OHIO — When two high school students walked into their local police station and asked to see a public record, they were given what one of them called “the runaround.” But they stuck it through ’til the end, and that end was a scoop that later ended up on TV and radio stations across Cleveland.
One day before that visit, Shaker Heights High School had notified students of an assault inside its Shaker Heights, Ohio, campus. The police report showed the incident was more serious though, something school administrators said they did not know.
“They found out through our reporting that it was actually more than that,” said John Vodrey, an editor of the student newspaper, The Shakerite.
Vodrey and another editor, Shane McKeon, obtained a police report that identified the incident as a rape, a much more serious crime than the school had indicated.
While obtaining police incident reports should be matter-of-fact, volunteer Shakerite adviser Emily Grannis said the students did something that day that she hasn’t been able to pull off in her 10 years of advising.
“They walked into that police station and they walked out with a record,” she said.
Grannis, who is a Reporter’s Committee for Freedom of the Press fellow, talked with Vodrey on the phone while he was in the station, helping him cite the appropriate state statute and legal language to ask for an incident report. After jumping a few hurdles, she said, a supervisor handed it over.
Identifying the crime as a rape rather than a simple assault brought a torrent of both positive and negative reaction, McKeon said. But he said the editorial board felt they had an obligation to inform the community.
“It was really a matter of clarifying what actually happened,” McKeon said. “Had we handled it less professionally, the pushback would have been much worse. And the pushback would have been justified.”
McKeon wrote an open letter to readers outlining the Shakerite’s reasons for pursuing the story. Vodrey wrote a story for the next issue exploring the school’s heightened security measures, which the administration put in place after the Shakerite broke the story, although the school did not acknowledge that that particular incident had prompted the changes.
“We have no reason to believe there is any threat to the safety of students and staff,” superintendent Gregory Hutchings wrote on the school website two days after the incident.
The uproar hasn’t dampened the Shakerite’s enthusiasm for reporting in-depth stories, McKeon said. In an investigation last year, it revealed that three sexual assaults at the high school had been reported to police in the last five years. McKeon said the paper is focusing even more on investigative journalism this year.
Both he and Vodrey expressed gratitude for the openness they’ve found in their school district and their community.
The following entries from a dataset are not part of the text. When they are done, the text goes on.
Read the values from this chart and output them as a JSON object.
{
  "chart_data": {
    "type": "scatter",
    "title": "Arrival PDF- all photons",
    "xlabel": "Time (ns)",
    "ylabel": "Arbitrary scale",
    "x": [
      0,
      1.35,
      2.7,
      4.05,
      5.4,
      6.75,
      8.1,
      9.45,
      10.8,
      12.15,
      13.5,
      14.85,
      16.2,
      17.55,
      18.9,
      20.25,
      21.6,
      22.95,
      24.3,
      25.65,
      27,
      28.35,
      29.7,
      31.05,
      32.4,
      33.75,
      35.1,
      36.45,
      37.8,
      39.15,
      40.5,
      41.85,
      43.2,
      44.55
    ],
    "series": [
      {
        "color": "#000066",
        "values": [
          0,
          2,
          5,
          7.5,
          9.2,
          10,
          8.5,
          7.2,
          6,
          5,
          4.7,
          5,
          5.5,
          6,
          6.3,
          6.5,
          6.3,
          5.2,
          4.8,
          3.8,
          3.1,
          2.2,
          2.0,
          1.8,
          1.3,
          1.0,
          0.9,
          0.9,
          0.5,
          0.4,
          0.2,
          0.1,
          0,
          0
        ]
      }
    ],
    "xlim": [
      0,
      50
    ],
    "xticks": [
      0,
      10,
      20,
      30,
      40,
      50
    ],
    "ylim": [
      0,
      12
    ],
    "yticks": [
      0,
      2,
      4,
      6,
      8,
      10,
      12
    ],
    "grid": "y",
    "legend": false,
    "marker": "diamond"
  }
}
“Just about everyone has been extremely forthcoming and supportive, even when the stories don’t put them in a favorable light,” McKeon said.
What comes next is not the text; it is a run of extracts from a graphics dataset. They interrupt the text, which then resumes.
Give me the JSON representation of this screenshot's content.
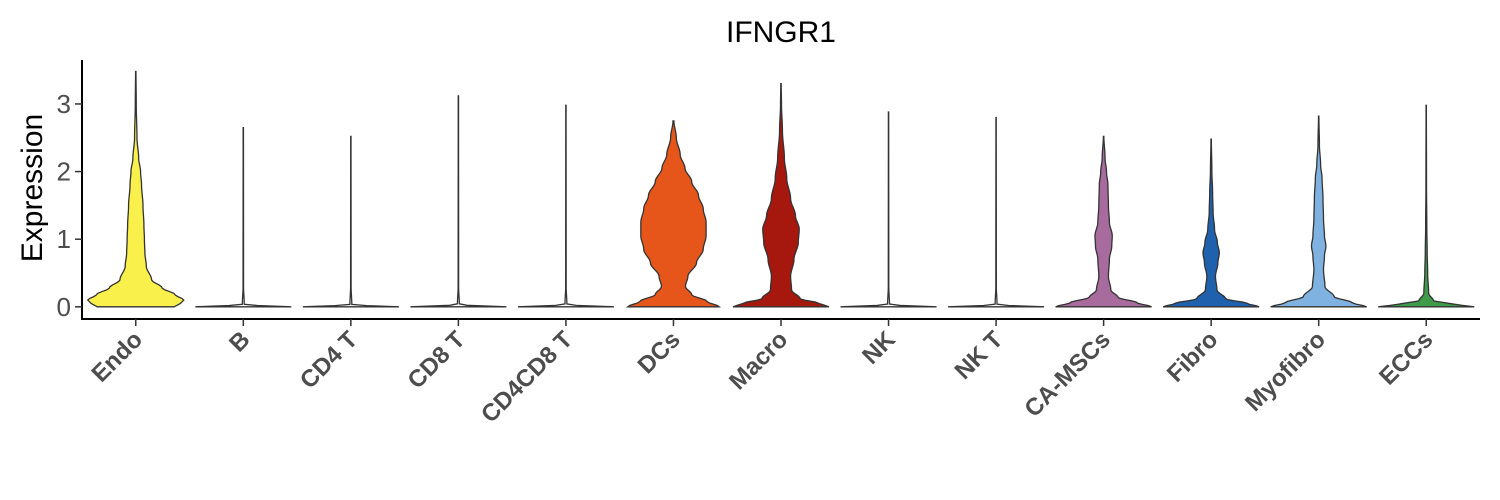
{
  "chart_data": {
    "type": "violin",
    "title": "IFNGR1",
    "xlabel": "",
    "ylabel": "Expression",
    "ylim": [
      -0.18,
      3.65
    ],
    "yticks": [
      0,
      1,
      2,
      3
    ],
    "grid": false,
    "legend": "none",
    "categories": [
      "Endo",
      "B",
      "CD4 T",
      "CD8 T",
      "CD4CD8 T",
      "DCs",
      "Macro",
      "NK",
      "NK T",
      "CA-MSCs",
      "Fibro",
      "Myofibro",
      "ECCs"
    ],
    "series": [
      {
        "category": "Endo",
        "color": "#FAF04B",
        "max": 3.48,
        "profile": [
          [
            0,
            0.8
          ],
          [
            0.05,
            0.93
          ],
          [
            0.1,
            1.0
          ],
          [
            0.18,
            0.82
          ],
          [
            0.28,
            0.55
          ],
          [
            0.4,
            0.33
          ],
          [
            0.6,
            0.22
          ],
          [
            0.8,
            0.19
          ],
          [
            1.0,
            0.18
          ],
          [
            1.2,
            0.17
          ],
          [
            1.5,
            0.15
          ],
          [
            1.8,
            0.12
          ],
          [
            2.0,
            0.1
          ],
          [
            2.2,
            0.06
          ],
          [
            2.5,
            0.025
          ],
          [
            3.0,
            0.01
          ],
          [
            3.48,
            0.004
          ]
        ]
      },
      {
        "category": "B",
        "color": "#FFFFFF",
        "max": 2.65,
        "profile": [
          [
            0,
            1.0
          ],
          [
            0.01,
            0.5
          ],
          [
            0.03,
            0.02
          ],
          [
            0.3,
            0.005
          ],
          [
            2.65,
            0.003
          ]
        ]
      },
      {
        "category": "CD4 T",
        "color": "#FFFFFF",
        "max": 2.52,
        "profile": [
          [
            0,
            1.0
          ],
          [
            0.01,
            0.5
          ],
          [
            0.03,
            0.02
          ],
          [
            0.3,
            0.005
          ],
          [
            2.52,
            0.003
          ]
        ]
      },
      {
        "category": "CD8 T",
        "color": "#FFFFFF",
        "max": 3.12,
        "profile": [
          [
            0,
            1.0
          ],
          [
            0.01,
            0.5
          ],
          [
            0.03,
            0.02
          ],
          [
            0.3,
            0.005
          ],
          [
            3.12,
            0.003
          ]
        ]
      },
      {
        "category": "CD4CD8 T",
        "color": "#FFFFFF",
        "max": 2.98,
        "profile": [
          [
            0,
            1.0
          ],
          [
            0.01,
            0.5
          ],
          [
            0.03,
            0.02
          ],
          [
            0.3,
            0.005
          ],
          [
            2.98,
            0.003
          ]
        ]
      },
      {
        "category": "DCs",
        "color": "#E6561B",
        "max": 2.75,
        "profile": [
          [
            0,
            0.95
          ],
          [
            0.08,
            0.7
          ],
          [
            0.18,
            0.38
          ],
          [
            0.3,
            0.25
          ],
          [
            0.45,
            0.3
          ],
          [
            0.65,
            0.48
          ],
          [
            0.85,
            0.62
          ],
          [
            1.05,
            0.68
          ],
          [
            1.25,
            0.68
          ],
          [
            1.45,
            0.62
          ],
          [
            1.65,
            0.52
          ],
          [
            1.85,
            0.38
          ],
          [
            2.05,
            0.24
          ],
          [
            2.25,
            0.14
          ],
          [
            2.5,
            0.06
          ],
          [
            2.75,
            0.01
          ]
        ]
      },
      {
        "category": "Macro",
        "color": "#A6180E",
        "max": 3.3,
        "profile": [
          [
            0,
            1.0
          ],
          [
            0.05,
            0.8
          ],
          [
            0.12,
            0.4
          ],
          [
            0.25,
            0.22
          ],
          [
            0.45,
            0.2
          ],
          [
            0.7,
            0.27
          ],
          [
            0.95,
            0.36
          ],
          [
            1.15,
            0.38
          ],
          [
            1.35,
            0.3
          ],
          [
            1.6,
            0.2
          ],
          [
            1.9,
            0.12
          ],
          [
            2.2,
            0.07
          ],
          [
            2.6,
            0.03
          ],
          [
            3.0,
            0.01
          ],
          [
            3.3,
            0.004
          ]
        ]
      },
      {
        "category": "NK",
        "color": "#FFFFFF",
        "max": 2.88,
        "profile": [
          [
            0,
            1.0
          ],
          [
            0.01,
            0.5
          ],
          [
            0.03,
            0.02
          ],
          [
            0.3,
            0.005
          ],
          [
            2.88,
            0.003
          ]
        ]
      },
      {
        "category": "NK T",
        "color": "#FFFFFF",
        "max": 2.8,
        "profile": [
          [
            0,
            1.0
          ],
          [
            0.01,
            0.5
          ],
          [
            0.03,
            0.02
          ],
          [
            0.3,
            0.005
          ],
          [
            2.8,
            0.003
          ]
        ]
      },
      {
        "category": "CA-MSCs",
        "color": "#A76B9E",
        "max": 2.52,
        "profile": [
          [
            0,
            1.0
          ],
          [
            0.06,
            0.7
          ],
          [
            0.14,
            0.3
          ],
          [
            0.25,
            0.15
          ],
          [
            0.45,
            0.1
          ],
          [
            0.7,
            0.12
          ],
          [
            0.9,
            0.17
          ],
          [
            1.05,
            0.18
          ],
          [
            1.25,
            0.12
          ],
          [
            1.5,
            0.1
          ],
          [
            1.8,
            0.09
          ],
          [
            2.0,
            0.06
          ],
          [
            2.2,
            0.03
          ],
          [
            2.52,
            0.005
          ]
        ]
      },
      {
        "category": "Fibro",
        "color": "#1F61AC",
        "max": 2.48,
        "profile": [
          [
            0,
            1.0
          ],
          [
            0.05,
            0.75
          ],
          [
            0.12,
            0.3
          ],
          [
            0.25,
            0.12
          ],
          [
            0.45,
            0.09
          ],
          [
            0.65,
            0.14
          ],
          [
            0.8,
            0.17
          ],
          [
            0.95,
            0.13
          ],
          [
            1.15,
            0.07
          ],
          [
            1.4,
            0.04
          ],
          [
            1.7,
            0.03
          ],
          [
            2.0,
            0.015
          ],
          [
            2.48,
            0.004
          ]
        ]
      },
      {
        "category": "Myofibro",
        "color": "#7FB2E0",
        "max": 2.82,
        "profile": [
          [
            0,
            1.0
          ],
          [
            0.06,
            0.7
          ],
          [
            0.15,
            0.32
          ],
          [
            0.3,
            0.13
          ],
          [
            0.55,
            0.1
          ],
          [
            0.75,
            0.12
          ],
          [
            0.9,
            0.15
          ],
          [
            1.05,
            0.12
          ],
          [
            1.3,
            0.1
          ],
          [
            1.6,
            0.09
          ],
          [
            1.9,
            0.07
          ],
          [
            2.1,
            0.04
          ],
          [
            2.4,
            0.015
          ],
          [
            2.82,
            0.004
          ]
        ]
      },
      {
        "category": "ECCs",
        "color": "#3E9B4A",
        "max": 2.98,
        "profile": [
          [
            0,
            1.0
          ],
          [
            0.04,
            0.55
          ],
          [
            0.09,
            0.15
          ],
          [
            0.2,
            0.05
          ],
          [
            0.5,
            0.03
          ],
          [
            0.8,
            0.02
          ],
          [
            1.2,
            0.012
          ],
          [
            1.8,
            0.006
          ],
          [
            2.98,
            0.003
          ]
        ]
      }
    ]
  }
}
The rape suspect is on “home detention,” Vodrey said, and has a preliminary hearing on Oct. 23. Grannis said she was proud of the students’ tenacity in covering the alleged crime.
“I think they’ve done a phenomenal job with it,” she said. “They’ve handled it like professional journalists would.”
Correction, Oct. 17: An earlier version of this story misattributed the source of information about the status of legal proceedings in the case.